MARKET: Maya is the current king-of-the-hill in high-end 3D animation software: over the past six years it has become the established leader in character animation for feature films. More recently, with the benefit of lower pricing, Maya has also become a strong player in video game development, although it is still not as popular as Max for games.
KEY FEATURES: Maya has a respected and versatile modeler, powerful character animation and visual effects capabilities, and is an extremely deep and extensible package with strong associativity. While Maya is a big, complex package to learn, it has an advanced and fully customizable interface, featuring Artisan brush-based tools that allow objects to be shaped and edited by an interactive painting-like process, and Paint Effects that allow grass, trees, and other elements to be painted into 3D space as renderable "brush strokes." Dynamic simulation of rigid objects, soft-bodies, fluids, cloth, and hair, combined with a powerful scripting language, make Maya a great visual effects tool.

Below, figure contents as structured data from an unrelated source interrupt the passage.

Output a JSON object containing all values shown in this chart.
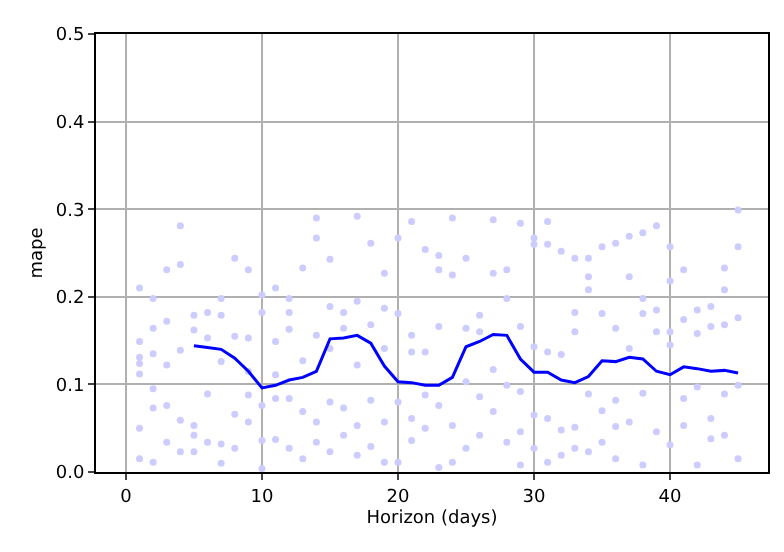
{
  "chart_data": {
    "type": "line",
    "xlabel": "Horizon (days)",
    "ylabel": "mape",
    "xlim": [
      -2.2,
      47.2
    ],
    "ylim": [
      0,
      0.5
    ],
    "xticks": [
      0,
      10,
      20,
      30,
      40
    ],
    "yticks": [
      {
        "value": 0,
        "label": "0.0"
      },
      0.1,
      0.2,
      0.3,
      0.4,
      0.5
    ],
    "grid": true,
    "series": [
      {
        "type": "scatter",
        "marker": "circle",
        "color": "#ccccff",
        "x": [
          1,
          1,
          1,
          1,
          1,
          1,
          1,
          2,
          2,
          2,
          2,
          2,
          2,
          3,
          3,
          3,
          3,
          3,
          4,
          4,
          4,
          4,
          4,
          5,
          5,
          5,
          5,
          5,
          6,
          6,
          6,
          6,
          7,
          7,
          7,
          7,
          7,
          8,
          8,
          8,
          8,
          9,
          9,
          9,
          9,
          9,
          10,
          10,
          10,
          10,
          10,
          11,
          11,
          11,
          11,
          11,
          12,
          12,
          12,
          12,
          12,
          13,
          13,
          13,
          13,
          14,
          14,
          14,
          14,
          14,
          15,
          15,
          15,
          15,
          15,
          16,
          16,
          16,
          16,
          17,
          17,
          17,
          17,
          17,
          18,
          18,
          18,
          18,
          19,
          19,
          19,
          19,
          19,
          20,
          20,
          20,
          20,
          21,
          21,
          21,
          21,
          21,
          22,
          22,
          22,
          22,
          23,
          23,
          23,
          23,
          23,
          24,
          24,
          24,
          24,
          25,
          25,
          25,
          25,
          26,
          26,
          26,
          26,
          27,
          27,
          27,
          27,
          28,
          28,
          28,
          28,
          29,
          29,
          29,
          29,
          29,
          30,
          30,
          30,
          30,
          30,
          31,
          31,
          31,
          31,
          31,
          32,
          32,
          32,
          32,
          33,
          33,
          33,
          33,
          33,
          34,
          34,
          34,
          34,
          34,
          35,
          35,
          35,
          35,
          36,
          36,
          36,
          36,
          36,
          37,
          37,
          37,
          37,
          38,
          38,
          38,
          38,
          38,
          39,
          39,
          39,
          39,
          40,
          40,
          40,
          40,
          40,
          41,
          41,
          41,
          41,
          42,
          42,
          42,
          42,
          43,
          43,
          43,
          43,
          44,
          44,
          44,
          44,
          44,
          45,
          45,
          45,
          45,
          45
        ],
        "values": [
          0.21,
          0.149,
          0.131,
          0.124,
          0.112,
          0.05,
          0.015,
          0.198,
          0.164,
          0.135,
          0.095,
          0.073,
          0.011,
          0.231,
          0.172,
          0.122,
          0.076,
          0.034,
          0.281,
          0.237,
          0.139,
          0.059,
          0.023,
          0.179,
          0.162,
          0.053,
          0.042,
          0.023,
          0.182,
          0.153,
          0.089,
          0.034,
          0.198,
          0.179,
          0.126,
          0.032,
          0.01,
          0.244,
          0.155,
          0.066,
          0.027,
          0.231,
          0.153,
          0.115,
          0.088,
          0.057,
          0.202,
          0.182,
          0.076,
          0.036,
          0.004,
          0.21,
          0.149,
          0.111,
          0.084,
          0.037,
          0.198,
          0.182,
          0.163,
          0.084,
          0.027,
          0.233,
          0.127,
          0.069,
          0.015,
          0.29,
          0.267,
          0.156,
          0.057,
          0.034,
          0.243,
          0.189,
          0.141,
          0.08,
          0.023,
          0.182,
          0.164,
          0.073,
          0.042,
          0.292,
          0.195,
          0.122,
          0.053,
          0.019,
          0.261,
          0.168,
          0.082,
          0.029,
          0.227,
          0.187,
          0.141,
          0.057,
          0.011,
          0.267,
          0.181,
          0.08,
          0.011,
          0.286,
          0.156,
          0.137,
          0.061,
          0.036,
          0.254,
          0.137,
          0.088,
          0.05,
          0.247,
          0.231,
          0.166,
          0.076,
          0.005,
          0.29,
          0.225,
          0.053,
          0.011,
          0.244,
          0.164,
          0.103,
          0.027,
          0.179,
          0.16,
          0.086,
          0.042,
          0.288,
          0.227,
          0.117,
          0.069,
          0.231,
          0.198,
          0.099,
          0.034,
          0.284,
          0.166,
          0.092,
          0.046,
          0.008,
          0.267,
          0.26,
          0.143,
          0.065,
          0.027,
          0.286,
          0.26,
          0.137,
          0.061,
          0.011,
          0.252,
          0.134,
          0.048,
          0.019,
          0.244,
          0.182,
          0.16,
          0.051,
          0.027,
          0.244,
          0.223,
          0.208,
          0.089,
          0.023,
          0.257,
          0.181,
          0.07,
          0.034,
          0.261,
          0.164,
          0.082,
          0.052,
          0.015,
          0.269,
          0.223,
          0.141,
          0.057,
          0.273,
          0.198,
          0.181,
          0.09,
          0.008,
          0.281,
          0.185,
          0.16,
          0.046,
          0.257,
          0.218,
          0.16,
          0.145,
          0.031,
          0.231,
          0.174,
          0.084,
          0.053,
          0.185,
          0.158,
          0.097,
          0.008,
          0.189,
          0.166,
          0.061,
          0.038,
          0.233,
          0.208,
          0.168,
          0.089,
          0.042,
          0.299,
          0.257,
          0.176,
          0.099,
          0.015
        ]
      },
      {
        "marker": "none",
        "line_style": "solid",
        "color": "#0000ff",
        "x": [
          5,
          6,
          7,
          8,
          9,
          10,
          11,
          12,
          13,
          14,
          15,
          16,
          17,
          18,
          19,
          20,
          21,
          22,
          23,
          24,
          25,
          26,
          27,
          28,
          29,
          30,
          31,
          32,
          33,
          34,
          35,
          36,
          37,
          38,
          39,
          40,
          41,
          42,
          43,
          44,
          45
        ],
        "values": [
          0.144,
          0.142,
          0.14,
          0.13,
          0.115,
          0.096,
          0.099,
          0.105,
          0.108,
          0.115,
          0.152,
          0.153,
          0.156,
          0.147,
          0.121,
          0.103,
          0.102,
          0.099,
          0.099,
          0.108,
          0.143,
          0.149,
          0.157,
          0.156,
          0.129,
          0.114,
          0.114,
          0.105,
          0.102,
          0.109,
          0.127,
          0.126,
          0.131,
          0.129,
          0.115,
          0.111,
          0.12,
          0.118,
          0.115,
          0.116,
          0.113
        ]
      }
    ]
  }
}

Maya's renderer is generally not as highly respected as the rest of the package, but Maya now comes with a license of Mental Ray, a more flexible, powerful, and stable renderer. (When Maya is used for animation in feature films, companies generally use Renderman or Mental Ray to render the shots, not the Maya renderer.)
HISTORY: Before Maya, Alias Research was making software configurations called Alias Studio and Alias Power Animator. Alias Studio is still a very popular system for industrial and vehicle design, and Power Animator, which was the same program but with added animation functions, is still used by a few companies in the entertainment industry. Alias Research was merged with Wavefront|TDI, which had multiple product lines itself, including Wavefront Advanced Visualizer, TDI Explore, Kinemation, and Dynamation, as a result of a previous merger. When both companies were acquired by SGI and assembled into Alias|Wavefront, they put together the best features out of all their products into Maya.